Dividing the Assets

There are two kinds of assets: tangible and intangible. Tangible assets are assets you can see,  such as a car or jewellery. Intangible asssets are assets that you can’t see, such as bank accounts. Both tangible and intangible assets must be distributed in your will in India. If you fail to distribute them, then the distribution falls to the intestacy laws, which may not be how you wish your assets to be distributed, and which may cause great rifts in your family.

One way to divide your assets is to distribute them equally among your beneficiaries. For instance, if you have five beneficiaries, you would simply give each beneficiaries 20% of your estate (or one equal share each).

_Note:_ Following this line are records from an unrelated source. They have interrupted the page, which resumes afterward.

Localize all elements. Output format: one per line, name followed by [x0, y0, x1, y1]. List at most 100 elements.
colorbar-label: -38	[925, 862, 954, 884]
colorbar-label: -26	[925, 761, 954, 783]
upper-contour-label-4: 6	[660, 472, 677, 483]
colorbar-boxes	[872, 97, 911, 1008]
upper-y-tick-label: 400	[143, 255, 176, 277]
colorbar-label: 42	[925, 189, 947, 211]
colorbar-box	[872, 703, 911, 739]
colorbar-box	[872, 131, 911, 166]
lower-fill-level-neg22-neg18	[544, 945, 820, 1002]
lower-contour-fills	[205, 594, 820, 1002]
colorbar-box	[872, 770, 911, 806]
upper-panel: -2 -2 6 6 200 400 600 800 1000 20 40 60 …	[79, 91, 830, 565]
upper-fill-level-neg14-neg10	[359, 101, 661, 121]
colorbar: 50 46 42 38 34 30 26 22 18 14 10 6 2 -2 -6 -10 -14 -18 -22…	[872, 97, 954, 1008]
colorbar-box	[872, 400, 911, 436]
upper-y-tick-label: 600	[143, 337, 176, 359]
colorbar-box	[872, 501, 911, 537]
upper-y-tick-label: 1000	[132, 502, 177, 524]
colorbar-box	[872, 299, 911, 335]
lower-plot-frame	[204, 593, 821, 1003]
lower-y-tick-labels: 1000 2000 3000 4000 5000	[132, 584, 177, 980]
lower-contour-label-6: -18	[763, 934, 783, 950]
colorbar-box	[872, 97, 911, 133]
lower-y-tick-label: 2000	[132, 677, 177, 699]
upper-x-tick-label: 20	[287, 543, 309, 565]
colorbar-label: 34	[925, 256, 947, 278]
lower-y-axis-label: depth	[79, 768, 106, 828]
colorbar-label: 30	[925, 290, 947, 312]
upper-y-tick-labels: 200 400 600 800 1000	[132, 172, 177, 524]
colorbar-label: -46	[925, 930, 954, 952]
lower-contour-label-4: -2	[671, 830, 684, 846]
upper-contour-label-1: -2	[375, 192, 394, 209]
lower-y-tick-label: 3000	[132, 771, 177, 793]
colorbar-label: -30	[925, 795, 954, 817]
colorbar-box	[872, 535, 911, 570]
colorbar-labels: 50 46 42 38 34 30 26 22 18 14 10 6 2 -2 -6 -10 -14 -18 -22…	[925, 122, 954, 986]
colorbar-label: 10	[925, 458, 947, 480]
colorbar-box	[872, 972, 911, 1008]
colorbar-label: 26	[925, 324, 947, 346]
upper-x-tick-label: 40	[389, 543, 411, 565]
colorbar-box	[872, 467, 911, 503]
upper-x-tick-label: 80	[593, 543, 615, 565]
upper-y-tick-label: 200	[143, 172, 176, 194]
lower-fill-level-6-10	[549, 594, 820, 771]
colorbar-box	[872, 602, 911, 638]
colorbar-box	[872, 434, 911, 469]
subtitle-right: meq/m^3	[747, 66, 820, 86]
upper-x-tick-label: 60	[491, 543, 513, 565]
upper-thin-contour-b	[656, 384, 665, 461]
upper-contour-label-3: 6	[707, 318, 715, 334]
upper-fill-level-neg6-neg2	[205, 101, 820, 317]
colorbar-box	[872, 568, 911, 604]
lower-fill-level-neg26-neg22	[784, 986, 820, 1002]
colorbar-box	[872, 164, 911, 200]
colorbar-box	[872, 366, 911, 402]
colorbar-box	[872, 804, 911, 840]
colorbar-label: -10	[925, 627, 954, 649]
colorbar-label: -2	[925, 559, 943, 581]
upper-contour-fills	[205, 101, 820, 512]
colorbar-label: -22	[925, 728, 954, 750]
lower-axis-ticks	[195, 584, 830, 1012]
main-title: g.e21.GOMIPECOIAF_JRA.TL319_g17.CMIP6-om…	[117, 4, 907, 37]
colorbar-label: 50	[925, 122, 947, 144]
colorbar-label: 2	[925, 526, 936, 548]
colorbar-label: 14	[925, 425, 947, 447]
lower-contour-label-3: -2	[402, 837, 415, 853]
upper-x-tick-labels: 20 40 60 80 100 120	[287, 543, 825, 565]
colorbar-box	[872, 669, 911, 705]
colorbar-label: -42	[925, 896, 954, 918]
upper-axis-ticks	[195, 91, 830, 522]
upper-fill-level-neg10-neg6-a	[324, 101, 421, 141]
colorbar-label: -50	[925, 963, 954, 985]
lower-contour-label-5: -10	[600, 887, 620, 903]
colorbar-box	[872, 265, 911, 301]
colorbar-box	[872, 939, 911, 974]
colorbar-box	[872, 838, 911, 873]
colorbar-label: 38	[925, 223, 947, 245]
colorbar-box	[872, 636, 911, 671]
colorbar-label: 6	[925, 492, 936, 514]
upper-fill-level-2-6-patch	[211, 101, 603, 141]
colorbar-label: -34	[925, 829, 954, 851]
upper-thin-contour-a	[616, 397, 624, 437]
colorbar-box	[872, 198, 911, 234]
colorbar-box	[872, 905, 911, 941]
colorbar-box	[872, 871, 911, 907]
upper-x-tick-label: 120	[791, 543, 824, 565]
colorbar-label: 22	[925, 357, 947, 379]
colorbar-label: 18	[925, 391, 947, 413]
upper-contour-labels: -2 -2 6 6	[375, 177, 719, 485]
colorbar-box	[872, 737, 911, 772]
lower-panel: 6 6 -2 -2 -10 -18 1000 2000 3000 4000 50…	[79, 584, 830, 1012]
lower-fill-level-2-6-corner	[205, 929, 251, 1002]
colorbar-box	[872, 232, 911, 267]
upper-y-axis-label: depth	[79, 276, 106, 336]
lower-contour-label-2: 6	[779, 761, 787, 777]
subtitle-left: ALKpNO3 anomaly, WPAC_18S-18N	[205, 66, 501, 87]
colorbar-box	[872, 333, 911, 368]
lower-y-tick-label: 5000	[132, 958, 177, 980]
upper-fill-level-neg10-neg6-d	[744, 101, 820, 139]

Dividing assets equally may not be what you wish, or even all the practical, but it can go a long way to reducing disputes among family members.

Another way to divide your assets in your Indian will is to give specific bequsts to each beneficiary, and then divide up the remainder of your estate (equally or not).

Be sure when distributing your estate you choose your working carefully to ensure that no asset is inadvertently omitted. You should use general terminology such as “bank accounts” to ensure that no specific accounts are omitted. As well, with bequests, you should be very clear about exactly what items are and aren’t included in the bequest.

A properly drafted Indian will has a “residual clause” that catches any assets that were inadvertently not distributed.